May 3, 2010

The Iron Man Interface: Part 2


Part Two: 

Intro to Interface


To begin at the beginning. 

How do we see Iron Man? That’s not a trick question; I mean it literally. What do we see and how do we see it? How is the film constructed and from whose point of view? Inexorably, the answer is Tony Stark’s. One of the major themes of the upcoming Iron Man 2 is summed up in Tony’s quote, “I am Iron Man. The suit and I are one.” Following up on the first film’s final line, the quote speaks to the fusion of man and machine, the essentiality of technology to Tony’s identity, and the self-centeredness of his character. In fact, it can be said that Stark’s inherent narcissism is key to his success as Iron Man. Who else but Tony could have built the suit? He alone has the know-how, the wealth, the means and the will—his narcissism both creates the problems he faces and aids in overcoming them. But more on that last point later.

Back to seeing—view points, eyes, perspectives. Tony’s worldview (political, social, later skewed to humanitarian superheroics) and Tony’s literal, physical view (his ways of seeing). That brings us to the Iron Man Interface. The IMI as I’ll abbreviate consists of two basic elements: 1) the user face (UI) technology employed by Stark Industries and in Tony’s home(s), and 2) the heads-up display (HUD) in his Iron Man helmet. The first element is broad; it includes every aspect of Stark’s life and work: the windows of his mansion which serve double purposes as computer screens, his basement work stations replete with televisions, computer monitors, video-equipped robotics, and the most integral aspect of the Stark interface, his manservant-turned-A.I. deus ex machina, JARVIS (Just A Rather Very Intelligent System). 


Stark central--the workspace. 
Surrounded by screens, Tony's world of UIs becomes our own viewing experience. 

The second element is specific to Tony Stark. The HUD is an extension of his personality, his lifestyle (the HUD is connected to Tony’s electronic “home interface”), and a clear demonstration of his engineering genius. Although as we’ll see later that the IM HUD adapts military technology, in the film the only way Obadiah Stane (Jeff Bridges) can subvert Tony is by stealing his arc reactor technology and implementing a parallel suit and HUD design. In essence, Tony's only enemies are his replicas--versions of himself gone bad. We'll revisit that theme again in later entries.


The Iron Man HUD, in-helmet view of the display Tony gets inside his suit. 

Point of view cannot be underestimated in its importance in conveying information in cinema. Watching a movie is an inherently optical event: the cinema screen is a user interface. So is the computer you're reading this on, and so is the computer or television you watch your Iron Man DVD on. How you watch something informs what you're watching. Since the nascent beginnings of film criticism, viewing practices have been dissected and analyzed, film and sight have been endlessly compared and contrasted. I won't bore you with the details but anyone who's taken a film studies class knows about Laura Mulvey's "Male Gaze," the source of power and domination in a narrative film. You can read up on the conceptions of the gaze here, which may be helpful in this discussion of interfaces. 

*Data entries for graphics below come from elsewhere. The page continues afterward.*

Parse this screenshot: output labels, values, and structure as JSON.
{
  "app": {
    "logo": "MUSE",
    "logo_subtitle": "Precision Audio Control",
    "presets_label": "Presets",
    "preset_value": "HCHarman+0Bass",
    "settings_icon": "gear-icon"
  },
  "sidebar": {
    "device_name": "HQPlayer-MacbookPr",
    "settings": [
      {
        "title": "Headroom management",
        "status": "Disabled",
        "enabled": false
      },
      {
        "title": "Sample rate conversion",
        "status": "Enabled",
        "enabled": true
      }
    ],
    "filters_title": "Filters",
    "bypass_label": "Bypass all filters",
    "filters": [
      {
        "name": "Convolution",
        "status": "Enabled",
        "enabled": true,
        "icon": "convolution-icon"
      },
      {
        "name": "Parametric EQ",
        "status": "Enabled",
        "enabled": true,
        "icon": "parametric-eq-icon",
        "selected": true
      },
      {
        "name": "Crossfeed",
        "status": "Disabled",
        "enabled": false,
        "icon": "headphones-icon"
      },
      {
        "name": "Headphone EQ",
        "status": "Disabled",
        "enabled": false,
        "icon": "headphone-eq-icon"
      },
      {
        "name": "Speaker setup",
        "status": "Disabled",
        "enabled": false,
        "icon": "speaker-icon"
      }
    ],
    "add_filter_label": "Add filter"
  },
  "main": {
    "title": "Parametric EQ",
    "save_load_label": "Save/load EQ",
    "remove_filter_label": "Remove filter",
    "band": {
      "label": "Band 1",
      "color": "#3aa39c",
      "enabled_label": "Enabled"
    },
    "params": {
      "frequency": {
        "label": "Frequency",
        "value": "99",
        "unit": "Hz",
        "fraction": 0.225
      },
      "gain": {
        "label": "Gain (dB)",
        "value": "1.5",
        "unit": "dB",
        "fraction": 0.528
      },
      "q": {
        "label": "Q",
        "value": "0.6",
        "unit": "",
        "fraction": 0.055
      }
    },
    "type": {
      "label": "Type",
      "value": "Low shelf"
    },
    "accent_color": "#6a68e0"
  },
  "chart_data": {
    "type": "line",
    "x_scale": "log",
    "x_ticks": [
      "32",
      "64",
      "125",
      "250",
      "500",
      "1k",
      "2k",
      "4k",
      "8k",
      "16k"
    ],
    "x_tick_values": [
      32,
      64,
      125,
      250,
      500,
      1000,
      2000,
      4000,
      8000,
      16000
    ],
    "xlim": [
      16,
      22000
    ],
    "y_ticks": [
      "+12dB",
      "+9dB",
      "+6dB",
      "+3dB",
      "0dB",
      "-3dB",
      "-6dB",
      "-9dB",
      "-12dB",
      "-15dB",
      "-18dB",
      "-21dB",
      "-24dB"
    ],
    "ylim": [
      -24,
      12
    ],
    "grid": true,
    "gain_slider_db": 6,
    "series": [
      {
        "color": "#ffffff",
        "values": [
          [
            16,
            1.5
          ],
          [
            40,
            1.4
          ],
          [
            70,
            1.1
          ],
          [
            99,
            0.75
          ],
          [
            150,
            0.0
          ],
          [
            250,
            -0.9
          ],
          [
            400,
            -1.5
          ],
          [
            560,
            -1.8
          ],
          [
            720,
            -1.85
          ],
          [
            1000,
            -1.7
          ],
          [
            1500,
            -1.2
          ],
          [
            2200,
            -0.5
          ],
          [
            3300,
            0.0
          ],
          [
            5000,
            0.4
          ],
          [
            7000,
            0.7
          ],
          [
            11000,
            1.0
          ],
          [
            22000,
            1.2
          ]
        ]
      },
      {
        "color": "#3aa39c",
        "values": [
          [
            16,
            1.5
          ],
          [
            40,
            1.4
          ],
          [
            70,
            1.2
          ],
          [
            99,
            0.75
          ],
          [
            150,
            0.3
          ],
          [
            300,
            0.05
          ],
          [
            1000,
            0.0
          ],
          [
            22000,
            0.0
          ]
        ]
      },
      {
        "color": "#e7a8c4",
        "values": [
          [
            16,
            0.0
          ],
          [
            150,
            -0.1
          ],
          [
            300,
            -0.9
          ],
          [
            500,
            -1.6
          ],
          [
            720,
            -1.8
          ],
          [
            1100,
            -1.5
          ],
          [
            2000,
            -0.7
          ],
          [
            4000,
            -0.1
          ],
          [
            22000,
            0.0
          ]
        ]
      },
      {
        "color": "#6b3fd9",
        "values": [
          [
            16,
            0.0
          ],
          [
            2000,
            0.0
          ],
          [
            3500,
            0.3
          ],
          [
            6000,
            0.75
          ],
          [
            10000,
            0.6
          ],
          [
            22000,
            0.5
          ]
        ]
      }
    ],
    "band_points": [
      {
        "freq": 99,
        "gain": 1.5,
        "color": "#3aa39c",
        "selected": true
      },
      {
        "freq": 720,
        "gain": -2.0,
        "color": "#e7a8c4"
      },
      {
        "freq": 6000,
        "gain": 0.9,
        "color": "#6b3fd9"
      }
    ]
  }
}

Per the above link, it can be said that Iron Man fuses many of the types of gazes present in a film. All are allied to present the viewer with a comprehensive dominant viewpoint, that of Tony Stark/Iron Man. In the next entry, I'll be focusing on the film itself, drawing out several scenes as examples of how Stark's UI/HUD technology inform his worldview, how that worldview comes to stand-in for the film's dominant ideology and how Stark's status as an American superhero entwined with the military-industrial complex infuses the film with an unique but potentially problematic dogmatism.